Я действительно мечтал о военной службе. В то время даже к обычным армейским офицерам в Российской Империи относились с пиететом. Еще выше котировались те, кто служил на флоте или в кавалерии, представляя драгун, кирасиров, улан или гусар. Ну, а стезя гвардейца, числящегося в одном из столичных полков, считалась верхом карьерного роста. С такого трамплина многим удавалось добраться до генерала и даже выше.

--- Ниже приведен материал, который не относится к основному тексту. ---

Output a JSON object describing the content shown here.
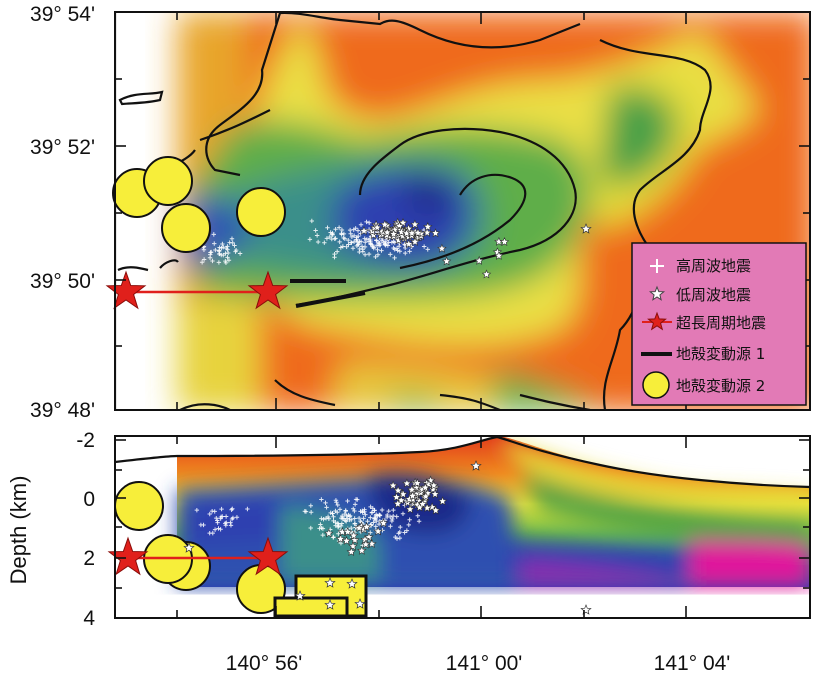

Мне всегда, еще по прошлой жизни, нравились гусары. И без Артамоныча нравились. Все же, в них присутствует какая-то глубокая романтика. Все эти походы, одежда, кони, венгерки, ташки, честь и образ жизни всерьез укрепился в моем сердце. Да и бравый образ поручика Ржевского буквально стоял перед глазами. И особенные чувства почему-то вызывал 5-й Александрийский гусарский полк. Они носили черную с серебром форму. Называли их «бессмертными» и «черными» гусарами. Это все потому, что когда полк создавался, за образец взяли прусских черных гусар, которые носили на кивере Адамову голову — череп с перекрещенными костями. Потом такая же эмблема появится и у некоторых частей немецкой армии.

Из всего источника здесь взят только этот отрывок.